"Jadi.., apa kau bahagia?"
Pertanyaan itu masih terngiang di telinganya.
Sebenarnya setelah dipikir-pikir, kehidupan pernikahannya tidak bisa dibilang buruk. Tapi lebih tidak bisa lagi dibilang baik.
"Apa selama ini.., aku bahagia?" tanyanya lagi pada diri sendiri.
Ia meletakkan punggungnya di sofa. Tangan kanannya terangkat, memperlihatkan cincin pernikahan yang terpasang apik di jari manisnya.
Sekitar dua tahun lalu, keluarga Heeseung datang ke rumahnya, menyampaikan tujuan untuk menjadikannya sebagai menantu keluarga Lee.
Heeseung ada di sana, sangat tampan dan sopan. Sikapnya juga sangat manis dan perhatian.
"Tapi semua itu palsu," gumam Jay mengingat bagaimana Ia dipinang dulu. "Kalau dia tidak menyukaiku, kenapa menikahiku?"
Jay menggenggam tangan kanannya, meletakkannya di atas dada. Ia menatap langit-langit, larut dalam pikirannya sendiri.
"Kenapa ya aku menikahinya?"
* * *
Suara deru mesin pesawat dan percakapan dalam berbagai bahasa beradu di bandara, mengiringi hiruk pikuk penumpang yang baru tiba maupun yang hendak berangkat.

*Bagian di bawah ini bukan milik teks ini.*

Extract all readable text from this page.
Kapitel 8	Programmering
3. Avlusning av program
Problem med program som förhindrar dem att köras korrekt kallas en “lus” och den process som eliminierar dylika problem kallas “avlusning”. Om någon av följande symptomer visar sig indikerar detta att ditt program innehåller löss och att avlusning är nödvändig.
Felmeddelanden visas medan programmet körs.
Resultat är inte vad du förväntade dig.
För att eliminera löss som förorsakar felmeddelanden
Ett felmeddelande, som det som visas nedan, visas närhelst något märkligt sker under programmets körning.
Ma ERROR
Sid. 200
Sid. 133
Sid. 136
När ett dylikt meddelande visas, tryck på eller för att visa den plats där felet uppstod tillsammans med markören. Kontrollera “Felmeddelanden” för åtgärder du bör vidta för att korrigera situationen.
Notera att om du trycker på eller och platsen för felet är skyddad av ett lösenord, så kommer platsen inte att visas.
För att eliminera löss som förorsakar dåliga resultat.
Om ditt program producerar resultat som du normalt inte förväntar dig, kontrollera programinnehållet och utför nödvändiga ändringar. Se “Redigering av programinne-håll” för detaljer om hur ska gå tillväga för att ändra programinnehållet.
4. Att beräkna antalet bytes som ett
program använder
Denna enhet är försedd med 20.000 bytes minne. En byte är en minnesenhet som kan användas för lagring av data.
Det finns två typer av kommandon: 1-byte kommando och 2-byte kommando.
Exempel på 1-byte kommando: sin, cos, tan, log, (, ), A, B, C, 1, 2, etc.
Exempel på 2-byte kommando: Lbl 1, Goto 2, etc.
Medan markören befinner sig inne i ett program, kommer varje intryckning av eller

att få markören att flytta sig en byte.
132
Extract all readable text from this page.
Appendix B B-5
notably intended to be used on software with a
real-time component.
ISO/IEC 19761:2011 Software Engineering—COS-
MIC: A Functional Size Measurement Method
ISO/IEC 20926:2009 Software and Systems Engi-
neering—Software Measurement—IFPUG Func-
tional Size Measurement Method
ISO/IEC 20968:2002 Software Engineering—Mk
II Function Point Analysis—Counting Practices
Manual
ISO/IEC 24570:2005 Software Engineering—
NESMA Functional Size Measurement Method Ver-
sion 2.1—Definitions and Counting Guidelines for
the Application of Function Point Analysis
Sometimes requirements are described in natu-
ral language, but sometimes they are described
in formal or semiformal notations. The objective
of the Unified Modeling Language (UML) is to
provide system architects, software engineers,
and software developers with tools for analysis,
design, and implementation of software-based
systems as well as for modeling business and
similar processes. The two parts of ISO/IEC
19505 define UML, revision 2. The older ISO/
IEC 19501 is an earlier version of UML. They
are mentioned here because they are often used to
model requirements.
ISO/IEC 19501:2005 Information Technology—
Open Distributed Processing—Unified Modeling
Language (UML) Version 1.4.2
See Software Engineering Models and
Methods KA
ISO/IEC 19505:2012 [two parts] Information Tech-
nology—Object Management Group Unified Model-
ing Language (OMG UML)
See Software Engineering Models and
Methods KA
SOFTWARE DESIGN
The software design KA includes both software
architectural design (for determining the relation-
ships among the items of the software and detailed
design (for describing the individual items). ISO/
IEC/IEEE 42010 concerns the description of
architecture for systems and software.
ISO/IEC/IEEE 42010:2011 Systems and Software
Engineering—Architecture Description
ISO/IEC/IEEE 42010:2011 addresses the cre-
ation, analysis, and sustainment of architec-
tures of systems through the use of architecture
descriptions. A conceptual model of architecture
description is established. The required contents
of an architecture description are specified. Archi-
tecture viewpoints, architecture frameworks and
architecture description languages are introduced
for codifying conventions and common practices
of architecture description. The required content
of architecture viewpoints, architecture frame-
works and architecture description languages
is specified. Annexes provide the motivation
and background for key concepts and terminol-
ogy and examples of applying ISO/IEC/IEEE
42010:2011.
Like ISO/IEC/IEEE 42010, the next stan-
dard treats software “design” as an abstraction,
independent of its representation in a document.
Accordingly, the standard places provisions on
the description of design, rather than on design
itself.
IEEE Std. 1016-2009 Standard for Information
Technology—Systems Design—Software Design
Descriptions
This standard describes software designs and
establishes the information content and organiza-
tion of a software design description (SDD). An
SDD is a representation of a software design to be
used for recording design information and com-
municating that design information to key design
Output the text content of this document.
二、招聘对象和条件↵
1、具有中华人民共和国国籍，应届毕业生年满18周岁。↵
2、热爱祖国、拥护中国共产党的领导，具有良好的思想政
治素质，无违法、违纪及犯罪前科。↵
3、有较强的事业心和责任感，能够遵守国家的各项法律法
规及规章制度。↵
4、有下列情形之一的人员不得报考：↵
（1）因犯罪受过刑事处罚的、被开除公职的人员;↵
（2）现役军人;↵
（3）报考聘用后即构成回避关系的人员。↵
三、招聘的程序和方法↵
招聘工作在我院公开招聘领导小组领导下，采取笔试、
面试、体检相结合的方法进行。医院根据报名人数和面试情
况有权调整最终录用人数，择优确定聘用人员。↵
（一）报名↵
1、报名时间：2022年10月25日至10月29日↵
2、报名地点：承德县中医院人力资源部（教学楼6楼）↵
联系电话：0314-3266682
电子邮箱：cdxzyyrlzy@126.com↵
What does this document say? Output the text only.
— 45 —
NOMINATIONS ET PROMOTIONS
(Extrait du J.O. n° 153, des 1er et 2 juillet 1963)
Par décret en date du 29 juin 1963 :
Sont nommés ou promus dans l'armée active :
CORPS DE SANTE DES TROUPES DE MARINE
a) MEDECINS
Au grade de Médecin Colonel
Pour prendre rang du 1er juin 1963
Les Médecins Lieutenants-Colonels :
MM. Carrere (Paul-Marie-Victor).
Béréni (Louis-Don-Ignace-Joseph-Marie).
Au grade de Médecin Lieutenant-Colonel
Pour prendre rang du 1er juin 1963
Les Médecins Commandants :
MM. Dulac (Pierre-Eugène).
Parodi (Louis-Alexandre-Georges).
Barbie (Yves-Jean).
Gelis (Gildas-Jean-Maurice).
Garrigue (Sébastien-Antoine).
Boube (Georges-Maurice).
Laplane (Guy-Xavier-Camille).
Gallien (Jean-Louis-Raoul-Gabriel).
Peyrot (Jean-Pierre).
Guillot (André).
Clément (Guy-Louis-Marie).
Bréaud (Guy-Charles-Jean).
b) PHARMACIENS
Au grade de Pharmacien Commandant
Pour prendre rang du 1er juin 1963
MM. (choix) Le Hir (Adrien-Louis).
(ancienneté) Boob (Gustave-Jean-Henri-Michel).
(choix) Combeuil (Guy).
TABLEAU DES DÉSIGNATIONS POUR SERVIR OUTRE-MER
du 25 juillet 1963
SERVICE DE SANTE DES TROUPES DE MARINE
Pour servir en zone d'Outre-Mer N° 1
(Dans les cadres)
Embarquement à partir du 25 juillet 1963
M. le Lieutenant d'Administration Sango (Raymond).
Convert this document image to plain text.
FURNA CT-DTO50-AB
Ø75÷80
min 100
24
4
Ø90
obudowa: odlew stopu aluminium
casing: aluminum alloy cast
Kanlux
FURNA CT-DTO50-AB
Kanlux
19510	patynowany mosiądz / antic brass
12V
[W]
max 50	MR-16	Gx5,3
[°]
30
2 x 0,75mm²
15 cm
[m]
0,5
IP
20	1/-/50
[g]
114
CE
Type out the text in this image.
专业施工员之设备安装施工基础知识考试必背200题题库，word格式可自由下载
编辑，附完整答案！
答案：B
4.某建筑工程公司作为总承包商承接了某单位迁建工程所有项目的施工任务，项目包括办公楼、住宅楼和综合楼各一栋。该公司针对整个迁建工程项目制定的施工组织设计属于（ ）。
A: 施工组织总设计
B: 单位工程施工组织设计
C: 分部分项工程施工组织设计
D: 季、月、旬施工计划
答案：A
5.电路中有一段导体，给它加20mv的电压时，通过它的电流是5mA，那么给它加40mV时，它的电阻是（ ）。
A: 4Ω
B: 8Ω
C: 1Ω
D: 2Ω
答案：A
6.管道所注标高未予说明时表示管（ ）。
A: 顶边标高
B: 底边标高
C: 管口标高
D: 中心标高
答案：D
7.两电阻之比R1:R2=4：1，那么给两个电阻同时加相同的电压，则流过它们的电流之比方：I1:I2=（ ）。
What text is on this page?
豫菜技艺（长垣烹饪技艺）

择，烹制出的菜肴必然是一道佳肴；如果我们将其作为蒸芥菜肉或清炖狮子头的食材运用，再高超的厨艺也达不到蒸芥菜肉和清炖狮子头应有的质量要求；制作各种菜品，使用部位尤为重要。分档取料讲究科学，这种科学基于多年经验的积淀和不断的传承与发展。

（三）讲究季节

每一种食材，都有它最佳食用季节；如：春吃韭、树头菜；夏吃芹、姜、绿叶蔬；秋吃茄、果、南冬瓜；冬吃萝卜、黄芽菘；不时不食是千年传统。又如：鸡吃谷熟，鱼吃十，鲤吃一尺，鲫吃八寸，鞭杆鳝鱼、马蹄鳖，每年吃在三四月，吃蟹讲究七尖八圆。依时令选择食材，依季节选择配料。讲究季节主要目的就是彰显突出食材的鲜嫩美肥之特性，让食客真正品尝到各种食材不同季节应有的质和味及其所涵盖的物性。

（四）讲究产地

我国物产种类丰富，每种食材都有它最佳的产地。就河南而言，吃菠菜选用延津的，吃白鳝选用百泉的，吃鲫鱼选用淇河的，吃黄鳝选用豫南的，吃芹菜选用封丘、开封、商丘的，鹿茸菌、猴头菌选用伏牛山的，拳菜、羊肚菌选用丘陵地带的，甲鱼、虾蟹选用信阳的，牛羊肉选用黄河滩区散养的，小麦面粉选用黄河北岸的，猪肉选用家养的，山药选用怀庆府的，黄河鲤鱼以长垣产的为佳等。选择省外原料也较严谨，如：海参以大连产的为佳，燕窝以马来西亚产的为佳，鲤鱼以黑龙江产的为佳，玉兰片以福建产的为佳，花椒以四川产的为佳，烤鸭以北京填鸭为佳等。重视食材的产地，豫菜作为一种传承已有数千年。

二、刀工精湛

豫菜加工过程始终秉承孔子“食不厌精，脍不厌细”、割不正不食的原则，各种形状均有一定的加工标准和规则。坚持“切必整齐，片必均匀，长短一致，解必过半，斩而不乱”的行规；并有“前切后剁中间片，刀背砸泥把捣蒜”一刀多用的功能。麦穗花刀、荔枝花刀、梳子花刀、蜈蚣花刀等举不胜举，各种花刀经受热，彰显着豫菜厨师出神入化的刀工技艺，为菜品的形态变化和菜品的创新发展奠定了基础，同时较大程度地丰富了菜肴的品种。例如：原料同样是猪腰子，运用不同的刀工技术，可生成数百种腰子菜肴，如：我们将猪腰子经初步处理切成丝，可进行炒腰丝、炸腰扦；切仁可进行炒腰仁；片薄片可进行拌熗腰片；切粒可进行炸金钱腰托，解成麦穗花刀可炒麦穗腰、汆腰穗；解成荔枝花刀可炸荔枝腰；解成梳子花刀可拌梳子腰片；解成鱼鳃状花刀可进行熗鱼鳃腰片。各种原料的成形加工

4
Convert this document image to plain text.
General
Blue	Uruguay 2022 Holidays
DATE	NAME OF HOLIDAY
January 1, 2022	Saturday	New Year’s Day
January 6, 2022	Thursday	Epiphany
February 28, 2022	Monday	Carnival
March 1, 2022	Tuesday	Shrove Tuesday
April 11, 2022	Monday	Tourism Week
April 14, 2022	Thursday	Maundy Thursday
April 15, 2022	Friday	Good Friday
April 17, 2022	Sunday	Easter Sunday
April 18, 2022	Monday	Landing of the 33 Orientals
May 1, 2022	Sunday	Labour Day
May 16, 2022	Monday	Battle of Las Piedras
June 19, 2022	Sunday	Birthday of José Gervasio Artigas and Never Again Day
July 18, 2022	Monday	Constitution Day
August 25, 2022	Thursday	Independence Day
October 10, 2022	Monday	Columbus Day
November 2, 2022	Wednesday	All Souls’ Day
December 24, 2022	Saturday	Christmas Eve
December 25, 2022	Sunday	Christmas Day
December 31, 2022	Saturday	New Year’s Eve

Di antara mereka, seorang lelaki tampan dengan jaket kulit melangkah senang, menyeret koper hitam besar di belakangnya. Lelaki itu menoleh ke segala arah, mencari seseorang yang berjanji menunggunya di bandara.
"Heeseung!"
Lelaki itu berseru semangat melihat sosok tinggi yang berdiri tak jauh darinya. Sangat tampan.
"Selamat datang kembali." Heeseung merentangkan kedua tangannya, membuka pelukan untuk yang lebih muda. Lelaki itu membalasnya dengan pelukan erat, melepas rindu setelah dua tahun tidak bertemu.
"Bagaimana studi S2 mu?"
"Lancar! Aku lulus dengan nilai terbaik!"
Heeseung tersenyum, Ia mengusap pelan rambut halus yang lebih muda.
"Kau sudah makan?" tanyanya, dijawab dengan gelengan. "Ayo." Heeseung menarik lembut tangan lelaki itu, mengajaknya ke salah satu restoran terdekat di bandara.
* * *
Jam menunjukkan pukul 11 malam, namun Heeseung belum menampakkan tanda-tanda kepulangannya.
Jay menatap makanan yang sudah dingin akibat terlalu lama dibiarkan di atas meja makan. Ia menghela nafas, setidaknya suaminya itu bisa bilang padanya jika hendak pulang larut.
Ia hafal betul suaminya itu tidak akan makan di rumah jika pulang di atas jam setengah sebelas, dengan alasan sudah makan di kantor bersama teman.
Jay mengecek pesan di Hp nya, masih belum ada balasan. Bahkan pesannya dari tadi jam 7 belum dibaca.
"Mungkin sibuk," gumam Jay mencoba berpikir positif.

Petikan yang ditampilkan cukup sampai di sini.